思路题解:矩阵模型,模拟网络流,行、列标号为结点,构图,附加s,t,s连行标(容量上下限每行之和(必需以这个
值全部送过去),每个列标连向t(容量上下限每列之和)),其他每个行到列都有边(有限制的按限制
来,无限制的自己添加)。由于s->网络->t,若有解,总流量f必为
矩阵所有数之和,故添加边t-S,容量上下线为矩阵和sum,这样保证了每个点出入流相等,满足流量平衡,
转化为无源无汇有上下线可行流问题,在建立超级源点汇点ss,tt,按无源无汇法做一遍ss->tt最大流,
判断可行即可。可行输出方案。
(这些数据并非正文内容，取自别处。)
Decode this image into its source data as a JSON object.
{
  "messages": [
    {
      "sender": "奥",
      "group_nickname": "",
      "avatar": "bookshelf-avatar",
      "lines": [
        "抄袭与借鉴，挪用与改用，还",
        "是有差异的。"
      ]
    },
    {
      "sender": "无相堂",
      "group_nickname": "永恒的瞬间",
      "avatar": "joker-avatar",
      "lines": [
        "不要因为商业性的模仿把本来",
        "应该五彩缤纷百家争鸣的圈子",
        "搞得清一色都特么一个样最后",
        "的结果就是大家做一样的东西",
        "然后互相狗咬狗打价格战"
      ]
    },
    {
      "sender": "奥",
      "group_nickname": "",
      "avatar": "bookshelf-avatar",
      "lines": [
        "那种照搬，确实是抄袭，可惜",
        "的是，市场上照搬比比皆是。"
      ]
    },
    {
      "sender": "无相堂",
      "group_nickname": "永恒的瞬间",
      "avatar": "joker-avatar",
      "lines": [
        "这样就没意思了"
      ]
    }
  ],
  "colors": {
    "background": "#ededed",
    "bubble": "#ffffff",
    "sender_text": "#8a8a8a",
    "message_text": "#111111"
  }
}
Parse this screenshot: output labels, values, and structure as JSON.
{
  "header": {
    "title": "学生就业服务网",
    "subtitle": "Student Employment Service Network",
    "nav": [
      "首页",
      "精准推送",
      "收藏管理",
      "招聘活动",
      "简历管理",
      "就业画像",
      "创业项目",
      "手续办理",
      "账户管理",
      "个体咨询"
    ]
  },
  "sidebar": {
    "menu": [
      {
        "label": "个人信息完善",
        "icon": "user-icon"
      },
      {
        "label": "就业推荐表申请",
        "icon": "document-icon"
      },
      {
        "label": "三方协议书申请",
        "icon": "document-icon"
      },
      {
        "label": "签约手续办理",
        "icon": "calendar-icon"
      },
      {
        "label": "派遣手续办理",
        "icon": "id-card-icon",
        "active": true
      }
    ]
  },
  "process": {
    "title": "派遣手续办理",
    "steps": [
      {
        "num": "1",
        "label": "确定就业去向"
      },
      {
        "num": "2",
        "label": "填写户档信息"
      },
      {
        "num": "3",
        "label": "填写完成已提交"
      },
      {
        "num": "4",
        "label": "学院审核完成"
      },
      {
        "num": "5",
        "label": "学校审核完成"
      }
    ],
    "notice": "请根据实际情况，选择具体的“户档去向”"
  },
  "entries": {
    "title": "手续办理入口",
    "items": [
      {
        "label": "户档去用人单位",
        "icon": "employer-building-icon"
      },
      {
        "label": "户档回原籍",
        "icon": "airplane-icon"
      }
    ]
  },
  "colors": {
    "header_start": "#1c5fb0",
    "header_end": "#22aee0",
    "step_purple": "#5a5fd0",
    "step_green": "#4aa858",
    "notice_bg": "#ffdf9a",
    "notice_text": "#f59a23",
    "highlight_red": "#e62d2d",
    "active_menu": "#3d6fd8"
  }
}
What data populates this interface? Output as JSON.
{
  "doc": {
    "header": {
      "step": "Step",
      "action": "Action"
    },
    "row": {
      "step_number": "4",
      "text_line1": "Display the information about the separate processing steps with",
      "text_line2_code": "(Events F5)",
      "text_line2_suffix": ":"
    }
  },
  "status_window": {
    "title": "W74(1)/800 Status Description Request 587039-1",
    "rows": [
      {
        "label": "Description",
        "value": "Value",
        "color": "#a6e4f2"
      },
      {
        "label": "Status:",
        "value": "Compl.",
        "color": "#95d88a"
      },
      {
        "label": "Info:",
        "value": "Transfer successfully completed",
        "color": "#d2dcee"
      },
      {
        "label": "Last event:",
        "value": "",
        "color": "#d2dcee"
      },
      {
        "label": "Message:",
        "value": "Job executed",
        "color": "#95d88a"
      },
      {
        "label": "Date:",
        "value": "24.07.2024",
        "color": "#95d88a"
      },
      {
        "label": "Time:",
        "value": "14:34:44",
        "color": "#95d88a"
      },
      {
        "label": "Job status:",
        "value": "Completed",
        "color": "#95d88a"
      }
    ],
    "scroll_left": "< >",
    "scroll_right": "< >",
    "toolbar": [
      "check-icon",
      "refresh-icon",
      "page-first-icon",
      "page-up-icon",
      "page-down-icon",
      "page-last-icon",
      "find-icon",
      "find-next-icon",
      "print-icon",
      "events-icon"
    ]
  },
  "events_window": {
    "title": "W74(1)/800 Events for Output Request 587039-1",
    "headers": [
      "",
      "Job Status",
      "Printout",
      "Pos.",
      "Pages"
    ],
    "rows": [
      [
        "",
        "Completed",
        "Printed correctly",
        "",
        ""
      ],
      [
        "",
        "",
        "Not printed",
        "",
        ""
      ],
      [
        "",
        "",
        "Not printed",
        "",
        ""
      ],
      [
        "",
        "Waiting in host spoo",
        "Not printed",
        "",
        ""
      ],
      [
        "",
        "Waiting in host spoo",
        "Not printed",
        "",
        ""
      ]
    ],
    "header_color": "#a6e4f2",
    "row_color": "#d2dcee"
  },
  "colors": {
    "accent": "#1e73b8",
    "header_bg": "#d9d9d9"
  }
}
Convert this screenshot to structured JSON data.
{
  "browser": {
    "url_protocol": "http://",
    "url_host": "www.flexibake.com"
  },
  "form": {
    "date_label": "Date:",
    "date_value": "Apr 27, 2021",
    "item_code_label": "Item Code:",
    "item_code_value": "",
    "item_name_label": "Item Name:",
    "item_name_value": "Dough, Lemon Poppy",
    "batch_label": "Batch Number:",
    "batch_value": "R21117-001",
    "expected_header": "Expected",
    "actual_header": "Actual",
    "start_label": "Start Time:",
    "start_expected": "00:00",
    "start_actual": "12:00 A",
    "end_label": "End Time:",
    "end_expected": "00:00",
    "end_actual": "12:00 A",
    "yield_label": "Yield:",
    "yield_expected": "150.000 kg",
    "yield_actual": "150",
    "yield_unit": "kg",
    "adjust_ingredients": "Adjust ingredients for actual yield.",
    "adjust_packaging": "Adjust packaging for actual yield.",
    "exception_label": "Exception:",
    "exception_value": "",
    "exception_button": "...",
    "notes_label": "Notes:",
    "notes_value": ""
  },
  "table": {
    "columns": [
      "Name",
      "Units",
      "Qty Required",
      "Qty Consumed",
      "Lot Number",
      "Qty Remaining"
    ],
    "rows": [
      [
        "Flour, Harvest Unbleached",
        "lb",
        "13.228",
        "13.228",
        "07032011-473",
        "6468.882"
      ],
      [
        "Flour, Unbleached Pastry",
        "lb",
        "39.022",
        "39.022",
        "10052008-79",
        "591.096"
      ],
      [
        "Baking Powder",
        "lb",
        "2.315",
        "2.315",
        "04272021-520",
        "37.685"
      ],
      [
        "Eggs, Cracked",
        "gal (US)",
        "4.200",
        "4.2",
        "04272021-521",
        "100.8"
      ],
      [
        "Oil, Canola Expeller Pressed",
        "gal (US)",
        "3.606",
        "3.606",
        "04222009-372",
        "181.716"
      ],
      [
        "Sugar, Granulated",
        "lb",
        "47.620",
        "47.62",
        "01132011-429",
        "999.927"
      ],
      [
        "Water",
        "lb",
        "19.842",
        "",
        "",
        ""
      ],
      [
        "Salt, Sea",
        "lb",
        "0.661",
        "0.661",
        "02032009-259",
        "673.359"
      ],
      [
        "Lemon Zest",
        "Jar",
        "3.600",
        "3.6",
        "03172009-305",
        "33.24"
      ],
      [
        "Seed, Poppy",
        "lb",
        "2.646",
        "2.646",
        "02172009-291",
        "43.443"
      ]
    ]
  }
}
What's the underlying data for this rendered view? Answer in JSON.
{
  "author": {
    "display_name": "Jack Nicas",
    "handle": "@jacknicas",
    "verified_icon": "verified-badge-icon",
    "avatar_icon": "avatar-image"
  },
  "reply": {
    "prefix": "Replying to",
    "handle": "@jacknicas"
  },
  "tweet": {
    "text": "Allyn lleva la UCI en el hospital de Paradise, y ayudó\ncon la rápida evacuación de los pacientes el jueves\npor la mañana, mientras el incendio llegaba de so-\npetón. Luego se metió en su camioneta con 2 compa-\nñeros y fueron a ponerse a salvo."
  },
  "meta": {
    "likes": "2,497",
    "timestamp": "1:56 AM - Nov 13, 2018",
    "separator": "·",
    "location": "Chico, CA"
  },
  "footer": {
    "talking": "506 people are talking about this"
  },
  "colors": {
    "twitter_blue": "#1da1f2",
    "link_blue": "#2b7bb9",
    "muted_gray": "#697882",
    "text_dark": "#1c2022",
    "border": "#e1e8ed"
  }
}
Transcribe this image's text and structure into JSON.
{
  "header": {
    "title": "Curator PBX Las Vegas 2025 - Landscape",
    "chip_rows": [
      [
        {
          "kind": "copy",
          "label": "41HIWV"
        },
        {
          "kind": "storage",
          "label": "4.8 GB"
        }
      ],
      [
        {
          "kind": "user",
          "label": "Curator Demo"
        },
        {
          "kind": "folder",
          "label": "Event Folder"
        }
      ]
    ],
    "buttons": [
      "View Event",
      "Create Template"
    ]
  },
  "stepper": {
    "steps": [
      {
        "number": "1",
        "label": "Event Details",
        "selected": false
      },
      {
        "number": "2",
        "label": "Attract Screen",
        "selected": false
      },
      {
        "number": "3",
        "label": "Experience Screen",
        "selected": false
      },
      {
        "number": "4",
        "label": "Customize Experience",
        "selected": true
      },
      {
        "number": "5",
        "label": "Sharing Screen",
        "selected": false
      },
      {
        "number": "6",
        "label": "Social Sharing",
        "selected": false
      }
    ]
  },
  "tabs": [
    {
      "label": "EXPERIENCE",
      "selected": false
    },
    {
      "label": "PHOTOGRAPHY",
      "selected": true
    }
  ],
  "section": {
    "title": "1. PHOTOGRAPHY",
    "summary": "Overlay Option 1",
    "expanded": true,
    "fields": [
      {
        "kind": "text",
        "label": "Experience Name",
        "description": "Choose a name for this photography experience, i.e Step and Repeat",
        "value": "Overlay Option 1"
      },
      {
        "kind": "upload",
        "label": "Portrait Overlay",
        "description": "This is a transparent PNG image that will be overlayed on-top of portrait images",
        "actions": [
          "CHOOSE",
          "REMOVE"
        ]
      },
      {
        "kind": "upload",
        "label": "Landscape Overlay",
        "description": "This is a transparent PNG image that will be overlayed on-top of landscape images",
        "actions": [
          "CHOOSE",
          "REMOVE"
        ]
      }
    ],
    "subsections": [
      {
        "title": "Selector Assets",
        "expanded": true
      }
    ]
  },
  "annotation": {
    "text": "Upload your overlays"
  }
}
PS,若题目改为求有源有汇有限制最大流问题,可以在残量网络再走一次
s->t(原图源汇)最大流(solo可行的后悔边啥~)
此题,有源有汇有限制可行流问题,主要是建图,就是一个字烦!其一:0的时候要所有,行列为0要
讨论,其二,>,<,=符号的判定,讨论下,其三,重边,这个不是链前星锁解决那个重边,而是重边
是“且”的关系,如,先给上限,再来一边给下限!坑爹啊这是要!无法,hash判重吧,重了,再修改原来的
边,要搞清楚反向边(建图时跑第一次(第一次判断有无解)前)流量始终为0(提供后悔的,和之后没有
半毛钱关系)!至于算法,不再是问题,dinic跑的。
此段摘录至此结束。